It’s seldom the party I remember, but some small moment on the way. Such was the case one piercingly cold March night walking through Clinton Hill with my friend Sophie, a poet based in Edinburgh. I can’t recall where we were headed; she had been staying with me in Brooklyn while in town for a few literary events, so I accompanied her to readings, drinks, spontaneous dancing in the back of The Half King. She is one of those rare people I became close friends with simultaneous to our having met due to some ineffable sense of – what? resonance? recognition? I don’t know the appropriate term for the waves that carry the energy I’m trying to describe, or even the kind of matter it must pass through in order to be perceived. But when I tried, falteringly, to articulate it to Sophie during our walk, she immediately understood what I was grasping for and handed me a Dutch term vast enough to contain my slippery attempts. Uitstraling, which translates as ‘out-shining’, means to glow, radiate a kind of aura or charisma – although none of that, she explained, is exactly right. It’s difficult to pin down a definition of this sensation without leaning on phenomenological or loose terminology. But that doesn’t matter much in the end, as words and thoughts become unnecessary in its presence.
Thinking, according to psychoanalyst W.R. Bion, is ‘called into existence to cope with thoughts’. He explains this counterintuitive precept through a scenario involving a hungry infant who yearns for the breast to suddenly materialize and satisfy her need. When the infant feels hunger and expects the breast but no breast turns up, instead of the yearned-for satisfaction, she feels frustration, which then leads to a thought (‘the breast is not there’). The ‘development of an ability to think’ occurs as a way of coping with the thoughts that crystallize from frustrated feelings – or, in philosopher Emil Cioran’s terms, ‘Every thought derives from a thwarted sensation’. With breast – or its metonym – in mouth, however, there’s no need for thinking. You are free to feel.
For most of us, this felt reality – along with the sense of satisfaction it carries – is experienced only in bursts. However, Oliver Sacks writes in The Man Who Mistook His Wife for a Hat about a set of autistic twins for whom this state was sustained. Despite being unable to perform the most rudimentary mathematical calculations, they had an extraordinary ability to ‘see’ prime numbers – breasts of sorts – in ‘an entirely sensual and non-intellectual way’, and to ‘savour’ them through play ‘with almost holy intensity’. Others quoted by Sacks with similar sensory relationships to numbers experienced them as living things, like the ‘unanalysable essence of all musical sense’ based on tones that are like ‘“faces” for the ear . . . recognized, felt, immediately as “persons”’. This recognition, ‘involving warmth, emotion, personal relation’, is akin to the recognition of a friend. ‘3,844?’ Sacks quotes a mathematician saying. ‘For you it’s just a three and an eight and a four and a four. But I say, “Hi! 62 squared”.’

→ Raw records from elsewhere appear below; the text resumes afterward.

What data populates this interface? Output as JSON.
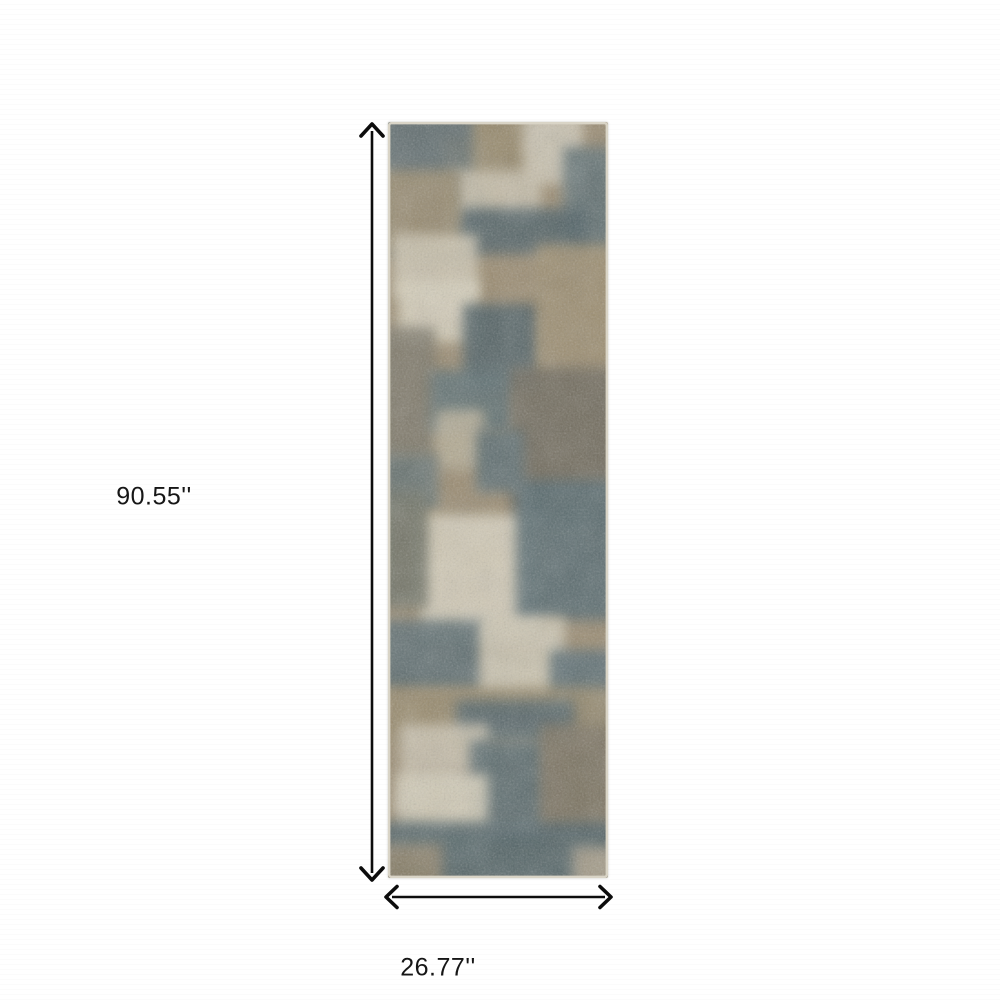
{
  "dimensions": {
    "height_label": "90.55''",
    "width_label": "26.77''"
  },
  "colors": {
    "background": "#ffffff",
    "arrow": "#0c0c0c",
    "label_text": "#161616"
  },
  "rug": {
    "x": 388,
    "y": 122,
    "width": 220,
    "height": 756,
    "base_color": "#9a8b70",
    "edge_color": "#d9d4c6",
    "blur": 6,
    "grain_opacity": 0.3,
    "mottle_opacity": 0.18,
    "palette": {
      "teal": "#57696d",
      "dark_teal": "#4d5f63",
      "cream": "#d6cfba",
      "tan": "#9a8b70",
      "olive_brown": "#6d675a",
      "grey": "#7b7767"
    },
    "patches": [
      [
        -8,
        -8,
        100,
        140,
        "#5a6b6e"
      ],
      [
        55,
        15,
        45,
        75,
        "#6d7672"
      ],
      [
        85,
        -8,
        70,
        75,
        "#968869"
      ],
      [
        135,
        -8,
        60,
        70,
        "#cfc8b6"
      ],
      [
        175,
        25,
        53,
        110,
        "#5b6d70"
      ],
      [
        68,
        48,
        85,
        52,
        "#c8c0ab"
      ],
      [
        70,
        86,
        130,
        46,
        "#4d5f63"
      ],
      [
        -8,
        48,
        80,
        85,
        "#9a8b6d"
      ],
      [
        5,
        112,
        85,
        65,
        "#ccc4af"
      ],
      [
        10,
        158,
        80,
        62,
        "#d7d0bc"
      ],
      [
        75,
        182,
        78,
        85,
        "#4d5f63"
      ],
      [
        148,
        122,
        80,
        140,
        "#9c8d6e"
      ],
      [
        -8,
        205,
        55,
        130,
        "#7b7767"
      ],
      [
        42,
        248,
        85,
        62,
        "#5c6e71"
      ],
      [
        48,
        288,
        48,
        58,
        "#b6ad95"
      ],
      [
        122,
        245,
        106,
        160,
        "#6d675a"
      ],
      [
        88,
        308,
        48,
        62,
        "#596b6e"
      ],
      [
        -8,
        332,
        58,
        58,
        "#647170"
      ],
      [
        -8,
        390,
        120,
        60,
        "#988a6c"
      ],
      [
        32,
        392,
        118,
        125,
        "#d6cfbb"
      ],
      [
        128,
        358,
        100,
        140,
        "#55696e"
      ],
      [
        -8,
        368,
        48,
        118,
        "#6f7366"
      ],
      [
        -8,
        498,
        105,
        72,
        "#5a6c70"
      ],
      [
        92,
        495,
        85,
        85,
        "#cec7b3"
      ],
      [
        162,
        528,
        66,
        82,
        "#586c72"
      ],
      [
        -8,
        565,
        236,
        55,
        "#97896b"
      ],
      [
        68,
        578,
        118,
        42,
        "#516368"
      ],
      [
        12,
        602,
        88,
        88,
        "#c9c1ad"
      ],
      [
        82,
        618,
        78,
        100,
        "#57696d"
      ],
      [
        152,
        602,
        76,
        128,
        "#79715f"
      ],
      [
        8,
        652,
        92,
        88,
        "#d3ccb8"
      ],
      [
        -8,
        700,
        236,
        64,
        "#506266"
      ],
      [
        -8,
        722,
        62,
        42,
        "#8c8067"
      ],
      [
        185,
        725,
        43,
        39,
        "#a99e88"
      ]
    ]
  },
  "arrows": {
    "vertical": {
      "x": 372,
      "top": 123,
      "bottom": 881
    },
    "horizontal": {
      "y": 897,
      "left": 385,
      "right": 612
    }
  }
}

Certain feelings – like that of the mathematician encountering numbers – keep thoughts, and thus thinking, at bay. I have a framed photograph on the mantle in the front hallway of my home, a portrait of sorts, of the unanalysable essence of a moment I wanted to capture while studying at Oxford. I had just decided to drop my neuroscience major and was there to immerse myself in modernist texts after having experienced, through James Joyce’s Ulysses, the excitement (I will yes) of being close to a mind that had not been calibrated to ready-made forms. In discussing photographs, Barthes describes the part of the image we understand and can connect to contexts of meaning we know, the ‘studium’, and the ‘punctum’, the part that pierces us, resonates with our interior to evoke strong feeling. Barthes’ punctum is similar to Joyce’s idea of epiphany, ‘a sudden spiritual manifestation’ that allows us to apprehend what we cannot access intentionally. Reading Woolf’s To the Lighthouse, listening to music, smoking cigarettes in my sunlit room at Trinity College, I was suddenly seized by an acute sense of my being. I wanted to record the moment, but realized, upon opening my notebook, that no words attached to the experience. So I took a picture. When people ask what the photograph is of, I say, happiness, even though I know that’s not quite right. But what am I supposed to say – holy intensity?
Occasionally, while moving through the studium of existence, I am pricked by a sense of profound feeling, like the beam of light Krzysztof Kieślowski shines into his protagonists’ eyes to indicate communion with another level of being. While reading, for example, I sometimes stumble upon a passage so evocative that it spills over the edges of my intellect and the surplus is transformed into a bodily sensation that compels me to slam the book shut, stand up, walk around. Work that excites, rushes out of the intellect and into the body – what Jorge Luis Borges calls the ‘aesthetic act, the thrill, the almost physical emotion that comes with each reading’.